The distribution of the Tender Offer Memorandum in certain jurisdictions may
be restricted by law. Persons into whose possession the Tender Offer
Memorandum comes are required by the Company, the Dealer Managers and the
Tender Agent to inform themselves about, and to observe, any such
restrictions.

This announcement is neither an offer to purchase nor the solicitation of an
offer to sell any of the securities described herein, nor shall there be any
offer or sale of such securities in any jurisdiction in which such offer,
solicitation or sale would be unlawful. The Tender Offers are made solely
pursuant to the Tender Offer Memorandum dated April 9, 2024.

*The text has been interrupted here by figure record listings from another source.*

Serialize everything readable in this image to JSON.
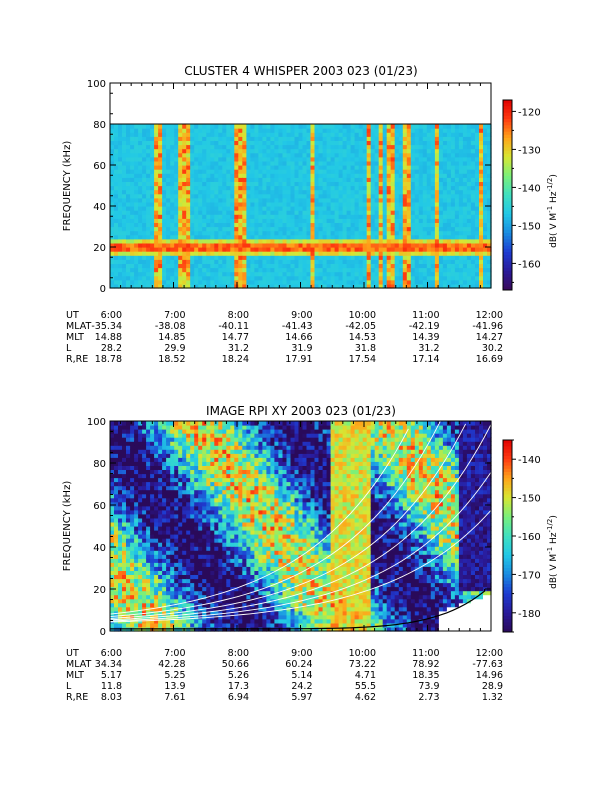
{
  "chart_data": [
    {
      "type": "heatmap",
      "title": "CLUSTER 4 WHISPER 2003 023 (01/23)",
      "ylabel": "FREQUENCY (kHz)",
      "colorbar_label": "dB( V M⁻¹ Hz⁻¹ᐟ² )",
      "colorbar_label_parts": [
        "dB( V M",
        "-1",
        " Hz",
        "-1/2",
        ")"
      ],
      "colorbar_ticks": [
        -120,
        -130,
        -140,
        -150,
        -160
      ],
      "colorbar_range": [
        -167,
        -117
      ],
      "colormap": [
        "#3a0a5a",
        "#2a1a9a",
        "#1e3cd2",
        "#1a8ce0",
        "#22c8e6",
        "#40e0c0",
        "#7af07a",
        "#d8e632",
        "#ffa41a",
        "#ff3a10",
        "#e00000"
      ],
      "xlim": [
        "6:00",
        "12:00"
      ],
      "x_ticks": [
        "6:00",
        "7:00",
        "8:00",
        "9:00",
        "10:00",
        "11:00",
        "12:00"
      ],
      "y_ticks": [
        0,
        20,
        40,
        60,
        80,
        100
      ],
      "ylim": [
        0,
        100
      ],
      "data_ylim": [
        0,
        80
      ],
      "background_level_db": -147,
      "features": {
        "band_20khz_db": -120,
        "band_20khz_center_khz": 20,
        "vertical_bursts_hours_ut": [
          "6:45",
          "7:05",
          "7:10",
          "7:15",
          "8:00",
          "8:05",
          "9:10",
          "10:05",
          "10:15",
          "10:25",
          "10:40",
          "11:10",
          "11:50"
        ]
      },
      "ephemeris": {
        "labels": [
          "UT",
          "MLAT",
          "MLT",
          "L",
          "R,RE"
        ],
        "rows": [
          [
            "6:00",
            "7:00",
            "8:00",
            "9:00",
            "10:00",
            "11:00",
            "12:00"
          ],
          [
            "-35.34",
            "-38.08",
            "-40.11",
            "-41.43",
            "-42.05",
            "-42.19",
            "-41.96"
          ],
          [
            "14.88",
            "14.85",
            "14.77",
            "14.66",
            "14.53",
            "14.39",
            "14.27"
          ],
          [
            "28.2",
            "29.9",
            "31.2",
            "31.9",
            "31.8",
            "31.2",
            "30.2"
          ],
          [
            "18.78",
            "18.52",
            "18.24",
            "17.91",
            "17.54",
            "17.14",
            "16.69"
          ]
        ]
      }
    },
    {
      "type": "heatmap",
      "title": "IMAGE RPI XY 2003 023 (01/23)",
      "ylabel": "FREQUENCY (kHz)",
      "colorbar_label": "dB( V M⁻¹ Hz⁻¹ᐟ² )",
      "colorbar_label_parts": [
        "dB( V M",
        "-1",
        " Hz",
        "-1/2",
        ")"
      ],
      "colorbar_ticks": [
        -140,
        -150,
        -160,
        -170,
        -180
      ],
      "colorbar_range": [
        -185,
        -135
      ],
      "colormap": [
        "#2a0a5a",
        "#2a1a9a",
        "#1e3cd2",
        "#1a8ce0",
        "#22c8e6",
        "#40e0c0",
        "#7af07a",
        "#d8e632",
        "#ffa41a",
        "#ff3a10",
        "#e00000"
      ],
      "xlim": [
        "6:00",
        "12:00"
      ],
      "x_ticks": [
        "6:00",
        "7:00",
        "8:00",
        "9:00",
        "10:00",
        "11:00",
        "12:00"
      ],
      "y_ticks": [
        0,
        20,
        40,
        60,
        80,
        100
      ],
      "ylim": [
        0,
        100
      ],
      "overlay_curves": "white plasma-frequency contours rising toward 12:00; black plasmapause curve near bottom",
      "ephemeris": {
        "labels": [
          "UT",
          "MLAT",
          "MLT",
          "L",
          "R,RE"
        ],
        "rows": [
          [
            "6:00",
            "7:00",
            "8:00",
            "9:00",
            "10:00",
            "11:00",
            "12:00"
          ],
          [
            "34.34",
            "42.28",
            "50.66",
            "60.24",
            "73.22",
            "78.92",
            "-77.63"
          ],
          [
            "5.17",
            "5.25",
            "5.26",
            "5.14",
            "4.71",
            "18.35",
            "14.96"
          ],
          [
            "11.8",
            "13.9",
            "17.3",
            "24.2",
            "55.5",
            "73.9",
            "28.9"
          ],
          [
            "8.03",
            "7.61",
            "6.94",
            "5.97",
            "4.62",
            "2.73",
            "1.32"
          ]
        ]
      }
    }
  ]
}
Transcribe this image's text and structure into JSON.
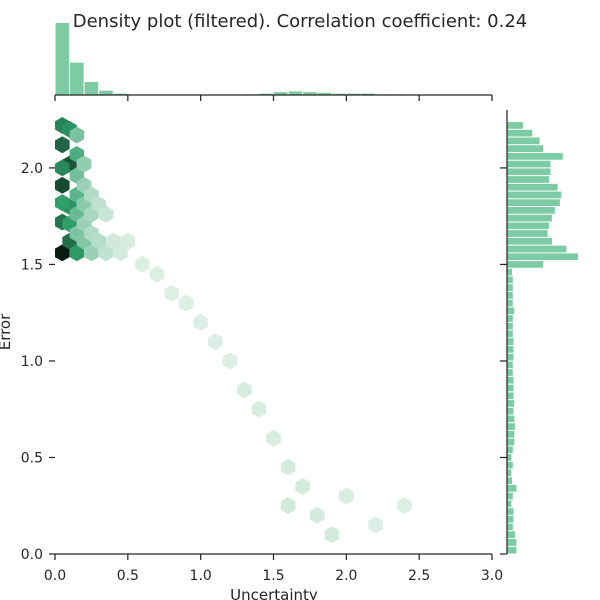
{
  "chart_data": {
    "type": "hexbin",
    "title": "Density plot (filtered). Correlation coefficient: 0.24",
    "xlabel": "Uncertainty",
    "ylabel": "Error",
    "xlim": [
      0.0,
      3.0
    ],
    "ylim": [
      0.0,
      2.3
    ],
    "xticks": [
      "0.0",
      "0.5",
      "1.0",
      "1.5",
      "2.0",
      "2.5",
      "3.0"
    ],
    "yticks": [
      "0.0",
      "0.5",
      "1.0",
      "1.5",
      "2.0"
    ],
    "colors": {
      "hist": "#7ccba2",
      "hex_max": "#0b1a12",
      "hex_mid": "#2f9e6b",
      "hex_min": "#eef8f2"
    },
    "marginal_x": {
      "bin_width": 0.1,
      "bins": [
        {
          "x": 0.0,
          "count": 100
        },
        {
          "x": 0.1,
          "count": 45
        },
        {
          "x": 0.2,
          "count": 18
        },
        {
          "x": 0.3,
          "count": 6
        },
        {
          "x": 0.4,
          "count": 2
        },
        {
          "x": 1.3,
          "count": 1
        },
        {
          "x": 1.4,
          "count": 2
        },
        {
          "x": 1.5,
          "count": 4
        },
        {
          "x": 1.6,
          "count": 5
        },
        {
          "x": 1.7,
          "count": 4
        },
        {
          "x": 1.8,
          "count": 3
        },
        {
          "x": 1.9,
          "count": 2
        },
        {
          "x": 2.0,
          "count": 2
        },
        {
          "x": 2.1,
          "count": 2
        },
        {
          "x": 2.2,
          "count": 1
        },
        {
          "x": 2.3,
          "count": 1
        }
      ]
    },
    "marginal_y": {
      "bin_width": 0.04,
      "bins": [
        {
          "y": 0.0,
          "count": 13
        },
        {
          "y": 0.04,
          "count": 13
        },
        {
          "y": 0.08,
          "count": 11
        },
        {
          "y": 0.12,
          "count": 8
        },
        {
          "y": 0.16,
          "count": 9
        },
        {
          "y": 0.2,
          "count": 9
        },
        {
          "y": 0.24,
          "count": 6
        },
        {
          "y": 0.28,
          "count": 8
        },
        {
          "y": 0.32,
          "count": 13
        },
        {
          "y": 0.36,
          "count": 7
        },
        {
          "y": 0.4,
          "count": 6
        },
        {
          "y": 0.44,
          "count": 8
        },
        {
          "y": 0.48,
          "count": 6
        },
        {
          "y": 0.52,
          "count": 8
        },
        {
          "y": 0.56,
          "count": 10
        },
        {
          "y": 0.6,
          "count": 10
        },
        {
          "y": 0.64,
          "count": 11
        },
        {
          "y": 0.68,
          "count": 10
        },
        {
          "y": 0.72,
          "count": 9
        },
        {
          "y": 0.76,
          "count": 10
        },
        {
          "y": 0.8,
          "count": 9
        },
        {
          "y": 0.84,
          "count": 9
        },
        {
          "y": 0.88,
          "count": 9
        },
        {
          "y": 0.92,
          "count": 8
        },
        {
          "y": 0.96,
          "count": 8
        },
        {
          "y": 1.0,
          "count": 9
        },
        {
          "y": 1.04,
          "count": 9
        },
        {
          "y": 1.08,
          "count": 9
        },
        {
          "y": 1.12,
          "count": 8
        },
        {
          "y": 1.16,
          "count": 8
        },
        {
          "y": 1.2,
          "count": 8
        },
        {
          "y": 1.24,
          "count": 10
        },
        {
          "y": 1.28,
          "count": 8
        },
        {
          "y": 1.32,
          "count": 8
        },
        {
          "y": 1.36,
          "count": 8
        },
        {
          "y": 1.4,
          "count": 8
        },
        {
          "y": 1.44,
          "count": 7
        },
        {
          "y": 1.48,
          "count": 50
        },
        {
          "y": 1.52,
          "count": 98
        },
        {
          "y": 1.56,
          "count": 82
        },
        {
          "y": 1.6,
          "count": 62
        },
        {
          "y": 1.64,
          "count": 56
        },
        {
          "y": 1.68,
          "count": 58
        },
        {
          "y": 1.72,
          "count": 62
        },
        {
          "y": 1.76,
          "count": 66
        },
        {
          "y": 1.8,
          "count": 73
        },
        {
          "y": 1.84,
          "count": 75
        },
        {
          "y": 1.88,
          "count": 70
        },
        {
          "y": 1.92,
          "count": 58
        },
        {
          "y": 1.96,
          "count": 60
        },
        {
          "y": 2.0,
          "count": 60
        },
        {
          "y": 2.04,
          "count": 77
        },
        {
          "y": 2.08,
          "count": 50
        },
        {
          "y": 2.12,
          "count": 45
        },
        {
          "y": 2.16,
          "count": 35
        },
        {
          "y": 2.2,
          "count": 22
        }
      ]
    },
    "hexbins": {
      "hex_width": 0.1,
      "cells": [
        {
          "x": 0.05,
          "y": 1.56,
          "d": 1.0
        },
        {
          "x": 0.05,
          "y": 2.12,
          "d": 0.72
        },
        {
          "x": 0.05,
          "y": 1.91,
          "d": 0.82
        },
        {
          "x": 0.1,
          "y": 2.02,
          "d": 0.78
        },
        {
          "x": 0.05,
          "y": 2.22,
          "d": 0.6
        },
        {
          "x": 0.1,
          "y": 1.62,
          "d": 0.68
        },
        {
          "x": 0.05,
          "y": 1.72,
          "d": 0.65
        },
        {
          "x": 0.1,
          "y": 2.2,
          "d": 0.55
        },
        {
          "x": 0.05,
          "y": 2.0,
          "d": 0.58
        },
        {
          "x": 0.1,
          "y": 1.8,
          "d": 0.55
        },
        {
          "x": 0.05,
          "y": 1.82,
          "d": 0.5
        },
        {
          "x": 0.1,
          "y": 1.71,
          "d": 0.5
        },
        {
          "x": 0.15,
          "y": 1.56,
          "d": 0.52
        },
        {
          "x": 0.15,
          "y": 2.07,
          "d": 0.42
        },
        {
          "x": 0.15,
          "y": 1.86,
          "d": 0.38
        },
        {
          "x": 0.15,
          "y": 1.76,
          "d": 0.35
        },
        {
          "x": 0.15,
          "y": 1.96,
          "d": 0.32
        },
        {
          "x": 0.15,
          "y": 1.66,
          "d": 0.3
        },
        {
          "x": 0.15,
          "y": 2.17,
          "d": 0.3
        },
        {
          "x": 0.2,
          "y": 1.62,
          "d": 0.28
        },
        {
          "x": 0.2,
          "y": 1.81,
          "d": 0.26
        },
        {
          "x": 0.2,
          "y": 2.02,
          "d": 0.24
        },
        {
          "x": 0.2,
          "y": 1.71,
          "d": 0.22
        },
        {
          "x": 0.2,
          "y": 1.91,
          "d": 0.22
        },
        {
          "x": 0.25,
          "y": 1.56,
          "d": 0.22
        },
        {
          "x": 0.25,
          "y": 1.76,
          "d": 0.18
        },
        {
          "x": 0.25,
          "y": 1.86,
          "d": 0.16
        },
        {
          "x": 0.25,
          "y": 1.66,
          "d": 0.16
        },
        {
          "x": 0.3,
          "y": 1.62,
          "d": 0.15
        },
        {
          "x": 0.3,
          "y": 1.81,
          "d": 0.12
        },
        {
          "x": 0.35,
          "y": 1.56,
          "d": 0.12
        },
        {
          "x": 0.35,
          "y": 1.76,
          "d": 0.1
        },
        {
          "x": 0.4,
          "y": 1.62,
          "d": 0.08
        },
        {
          "x": 0.45,
          "y": 1.56,
          "d": 0.07
        },
        {
          "x": 0.5,
          "y": 1.62,
          "d": 0.06
        },
        {
          "x": 0.6,
          "y": 1.5,
          "d": 0.05
        },
        {
          "x": 0.7,
          "y": 1.45,
          "d": 0.05
        },
        {
          "x": 0.8,
          "y": 1.35,
          "d": 0.05
        },
        {
          "x": 0.9,
          "y": 1.3,
          "d": 0.05
        },
        {
          "x": 1.0,
          "y": 1.2,
          "d": 0.05
        },
        {
          "x": 1.1,
          "y": 1.1,
          "d": 0.05
        },
        {
          "x": 1.2,
          "y": 1.0,
          "d": 0.05
        },
        {
          "x": 1.3,
          "y": 0.85,
          "d": 0.06
        },
        {
          "x": 1.4,
          "y": 0.75,
          "d": 0.06
        },
        {
          "x": 1.5,
          "y": 0.6,
          "d": 0.06
        },
        {
          "x": 1.6,
          "y": 0.45,
          "d": 0.07
        },
        {
          "x": 1.6,
          "y": 0.25,
          "d": 0.08
        },
        {
          "x": 1.7,
          "y": 0.35,
          "d": 0.07
        },
        {
          "x": 1.8,
          "y": 0.2,
          "d": 0.07
        },
        {
          "x": 1.9,
          "y": 0.1,
          "d": 0.07
        },
        {
          "x": 2.0,
          "y": 0.3,
          "d": 0.06
        },
        {
          "x": 2.2,
          "y": 0.15,
          "d": 0.05
        },
        {
          "x": 2.4,
          "y": 0.25,
          "d": 0.05
        }
      ]
    }
  }
}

This announcement must be read in conjunction with the Tender Offer
Memorandum. This announcement and the Tender Offer Memorandum contain
important information which should be read carefully before any decision is
made with respect to the Tender Offer. If any Holder is in any doubt as to the
action it should take, it is recommended that such Holder seeks its own
financial and legal advice, including as to any tax consequences, immediately
from its stockbroker, bank manager, solicitor, accountant or other independent
financial or legal adviser. Any individual or company whose Notes are held on
its behalf by a broker, dealer, bank, custodian, trust company or other
nominee or intermediary must contact such entity if it wishes to tender Notes
in the Tender Offer. None of the Company, the Dealer Managers or the Tender
Agent makes any recommendation as to whether Noteholders should participate in
the Tender Offer.

Any deadlines set by any intermediary will be earlier than the deadlines
specified in the Tender Offer  Memorandum.

The information contained in this announcement does not constitute an
invitation or inducement to engage in investment activity within the meaning
of the United Kingdom Financial Services and Markets Act 2000. In the United
Kingdom, this announcement is being distributed only to, and is directed only
at (i) persons who are outside the United Kingdom, (ii) persons in the United
Kingdom falling within the definition of investment professionals (as defined
in Article 19(5) of the Financial Services and Markets Act 2000 (Financial
Promotion) Order 2005 (the "Financial Promotion Order")), (iii) persons who
are within Article 43 of the Financial Promotion Order or (iv) any other
persons to whom it may otherwise lawfully be made under the Financial
Promotion Order (all such persons together being referred to as "relevant
persons").  This announcement and the Tender Offer Memorandum  is directed
only at relevant persons and must not be acted on or relied on by persons who
are not relevant persons.

This announcement contains forward-looking statements and information that is
necessarily subject to risks, uncertainties, and assumptions. No assurance can
be given that the transactions described herein will be consummated or as to
the terms of any such transactions. The Company assumes no obligation to
update or correct the information contained in this announcement.